There are a lot of traits that make a man, well a man. There are a lot of traits that make T, well T. Sometimes I can be a simple relaxed dude. Sometimes I’m a crazy spontaneous guy. Sometimes I’m a callous jerk. Sometimes I’m borderline genius. Sometimes I’m just a downright stupid idiot. Believe it or not a lot goes into making me who I am. I’m complex yet I’m capable of a lot of things but one thing that I have always had a difficult time with is forgiveness. Honestly, it is something I don’t like. I just don’t. I don’t like dealing with it. It makes me uncomfortable. It is very exhausting. So I went a huge part of my life not forgiving a lot of people. Especially myself. I was never too forgiving when it came to giving me a break or a second chance and just moving on from something. It was an awful quality that I really never liked about myself. For someone who prides himself on having a lot of heart & balls this is something I never wanted to face. But recently I finally did and with that I broke a vicious negative cycle in my life.
The only way I can figure out that I finally realized it was time to want to forgive was when I finally wanted inner peace in my life. Call it some Karate Kid, spiritual, wax on/wax off, feng shui, Fung Wah bus…whatever type shit, but I just knew forgiveness was the way to it. And the only way to start was going after the obvious big ass, 500 pound, purple elephant in the room. It was time to finally put a spear through my big white whale. I had to take the weight of the world off my shoulders that was heavily placed there by one man when I was just 7 years old. It was time to forgive my old man. It was time to make peace with my father. And I did just that. There wasn’t a sit down. There wasn’t a heart to heart. We didn’t crack beers at the game together. We didn’t finally go fishing. We didn’t toss the ol’ ball around in a backyard that never existed. My father would never apologize for everything he did and I would never ask him to be a “dad” at this point in my life. I don’t need a dad now. I did when I was a kid but not now. We will never be father & son. We would never be pals. But with everything that was going on with my mother’s health and the fact that I finally realized that I was grown and I was my own man and I knew that I would never turn into the man he was, I found peace. I didn’t say it to him. But I finally forgave my father. Even if he didn’t deserve it. I finally forgave myself. Because I really did deserve it. And that opened up the gates to freedom for me. I let every past failure go too. I forgave myself for each one. I forgave every girl who burned me and did me wrong. I forgave myself for every stupid thing I did to all those girls. I forgave myself for the past. I forgave myself for the anger. I forgave myself for every fight. I forgave myself for being so hard on myself and all the pressure I had put on myself at such a young age just so I could be something in this world. I did a lot of forgiving. And I was a better man.

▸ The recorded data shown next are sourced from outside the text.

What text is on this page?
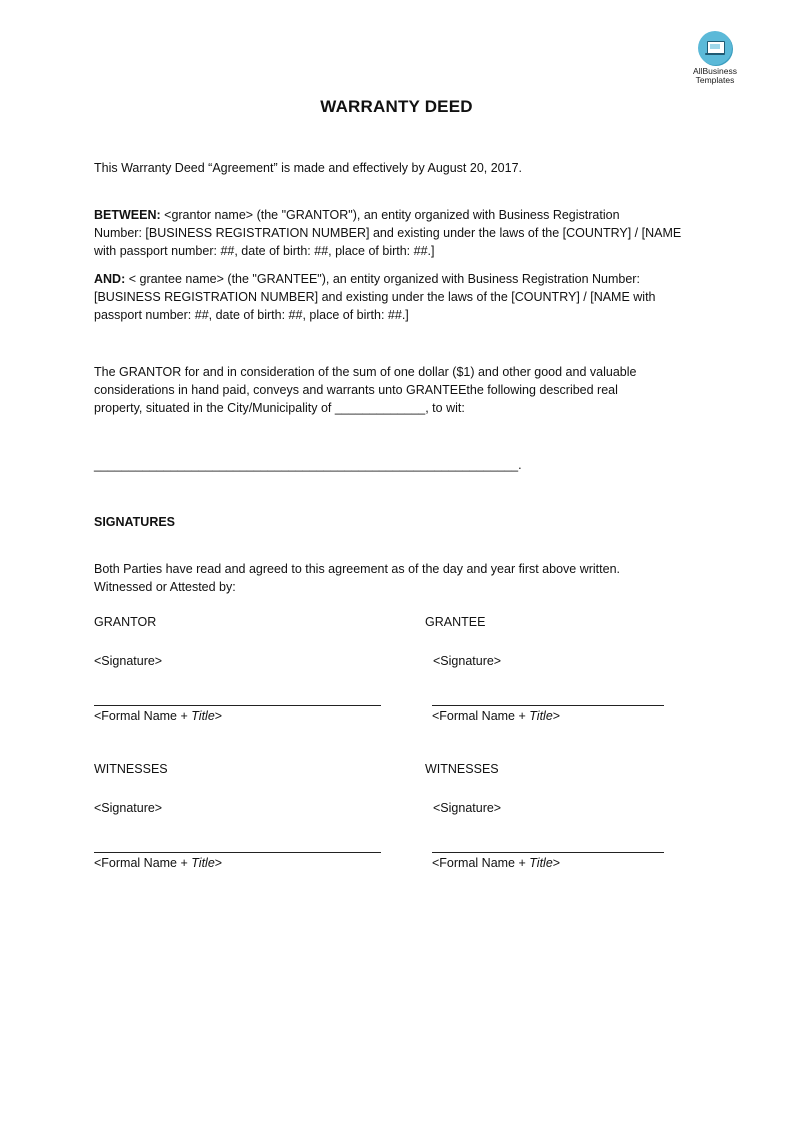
AllBusiness
Templates
WARRANTY DEED
This Warranty Deed “Agreement” is made and effectively by August 20, 2017.
BETWEEN: <grantor name> (the "GRANTOR"), an entity organized with Business Registration
Number: [BUSINESS REGISTRATION NUMBER] and existing under the laws of the [COUNTRY] / [NAME
with passport number: ##, date of birth: ##, place of birth: ##.]
AND: < grantee name> (the "GRANTEE"), an entity organized with Business Registration Number:
[BUSINESS REGISTRATION NUMBER] and existing under the laws of the [COUNTRY] / [NAME with
passport number: ##, date of birth: ##, place of birth: ##.]
The GRANTOR for and in consideration of the sum of one dollar ($1) and other good and valuable
considerations in hand paid, conveys and warrants unto GRANTEEthe following described real
property, situated in the City/Municipality of _____________, to wit:
_____________________________________________________________.
SIGNATURES
Both Parties have read and agreed to this agreement as of the day and year first above written.
Witnessed or Attested by:
GRANTOR
<Signature>
<Formal Name + Title>
WITNESSES
<Signature>
<Formal Name + Title>
GRANTEE
<Signature>
<Formal Name + Title>
WITNESSES
<Signature>
<Formal Name + Title>
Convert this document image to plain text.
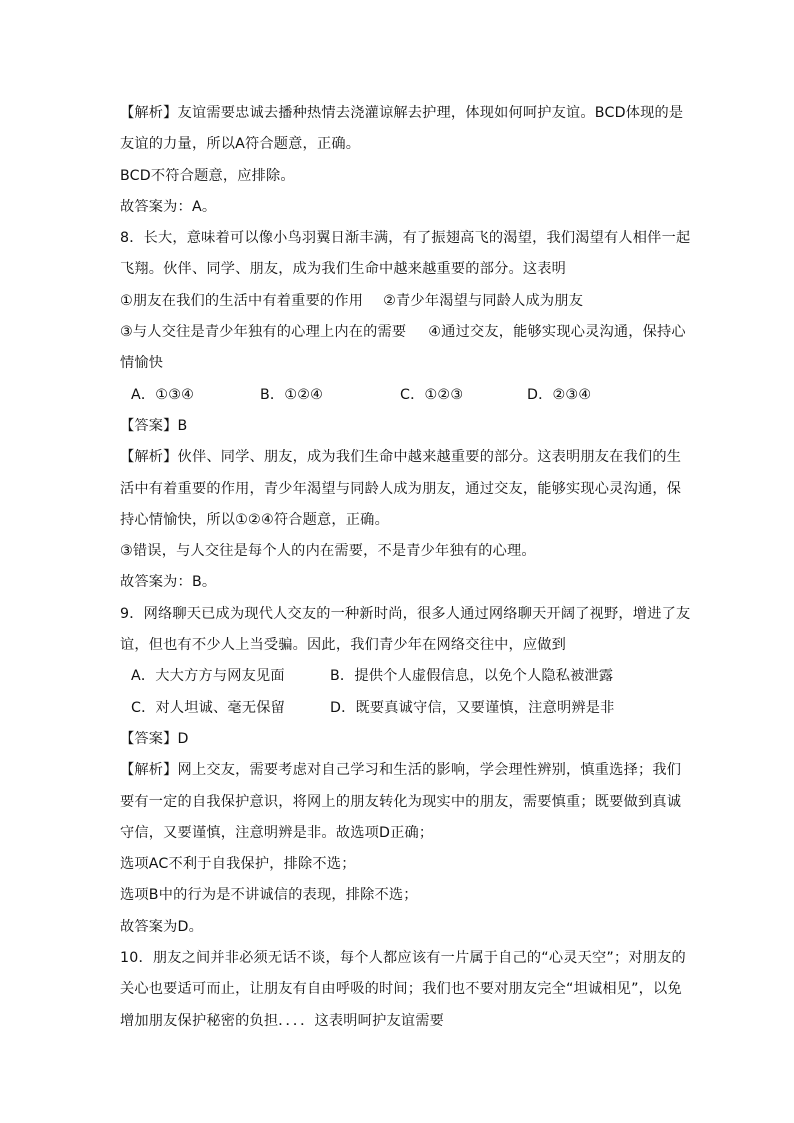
【解析】友谊需要忠诚去播种热情去浇灌谅解去护理，体现如何呵护友谊。BCD体现的是
友谊的力量，所以A符合题意，正确。
BCD不符合题意，应排除。
故答案为：A。
8．长大，意味着可以像小鸟羽翼日渐丰满，有了振翅高飞的渴望，我们渴望有人相伴一起
飞翔。伙伴、同学、朋友，成为我们生命中越来越重要的部分。这表明
①朋友在我们的生活中有着重要的作用 ②青少年渴望与同龄人成为朋友
③与人交往是青少年独有的心理上内在的需要 ④通过交友，能够实现心灵沟通，保持心
情愉快
A．①③④	B．①②④	C．①②③	D．②③④
【答案】B
【解析】伙伴、同学、朋友，成为我们生命中越来越重要的部分。这表明朋友在我们的生
活中有着重要的作用，青少年渴望与同龄人成为朋友，通过交友，能够实现心灵沟通，保
持心情愉快，所以①②④符合题意，正确。
③错误，与人交往是每个人的内在需要，不是青少年独有的心理。
故答案为：B。
9．网络聊天已成为现代人交友的一种新时尚，很多人通过网络聊天开阔了视野，增进了友
谊，但也有不少人上当受骗。因此，我们青少年在网络交往中，应做到
A．大大方方与网友见面	B．提供个人虚假信息，以免个人隐私被泄露
C．对人坦诚、毫无保留	D．既要真诚守信，又要谨慎，注意明辨是非
【答案】D
【解析】网上交友，需要考虑对自己学习和生活的影响，学会理性辨别，慎重选择；我们
要有一定的自我保护意识，将网上的朋友转化为现实中的朋友，需要慎重；既要做到真诚
守信，又要谨慎，注意明辨是非。故选项D正确；
选项AC不利于自我保护，排除不选；
选项B中的行为是不讲诚信的表现，排除不选；
故答案为D。
10．朋友之间并非必须无话不谈，每个人都应该有一片属于自己的“心灵天空”；对朋友的
关心也要适可而止，让朋友有自由呼吸的时间；我们也不要对朋友完全“坦诚相见”，以免
增加朋友保护秘密的负担．．．．这表明呵护友谊需要
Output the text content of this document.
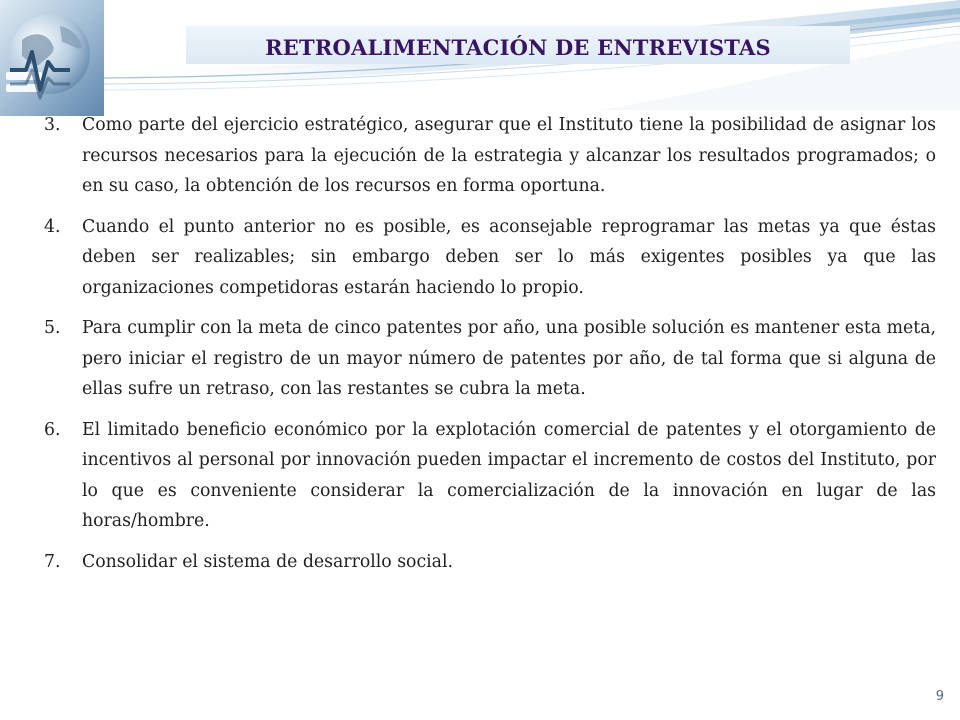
RETROALIMENTACIÓN DE ENTREVISTAS
3.	Como parte del ejercicio estratégico, asegurar que el Instituto tiene la posibilidad de asignar los recursos necesarios para la ejecución de la estrategia y alcanzar los resultados programados; o en su caso, la obtención de los recursos en forma oportuna.
4.	Cuando el punto anterior no es posible, es aconsejable reprogramar las metas ya que éstas deben ser realizables; sin embargo deben ser lo más exigentes posibles ya que las organizaciones competidoras estarán haciendo lo propio.
5.	Para cumplir con la meta de cinco patentes por año, una posible solución es mantener esta meta, pero iniciar el registro de un mayor número de patentes por año, de tal forma que si alguna de ellas sufre un retraso, con las restantes se cubra la meta.
6.	El limitado beneficio económico por la explotación comercial de patentes y el otorgamiento de incentivos al personal por innovación pueden impactar el incremento de costos del Instituto, por lo que es conveniente considerar la comercialización de la innovación en lugar de las horas/hombre.
7.	Consolidar el sistema de desarrollo social.
9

With that, I let a lot go. I finally got that inner peace that was missing from my life. It’s weird, but I finally felt complete. I finally felt like I wasn’t a total dickhead. Because let’s face it fellas, sometimes we feel like dickheads. Since then it has been a lot easier dealing with people, with friends, family, life and with myself mostly. If someone wants forgiveness, kind of earns forgiveness, then I’ll give it to them. Because in some ways it’s like forgiving yourself. We all need breaks. We all need to forgive and to move on. Holding on to the bad shit for a long time eats you up inside like a burning, evil, painful disease. TRUST T on this one. I speak from way too much experience on this unfortunately. Learn to forgive people. Give yourself a break. Let the anger go. Find that inner peace. Move the fuck on. I did.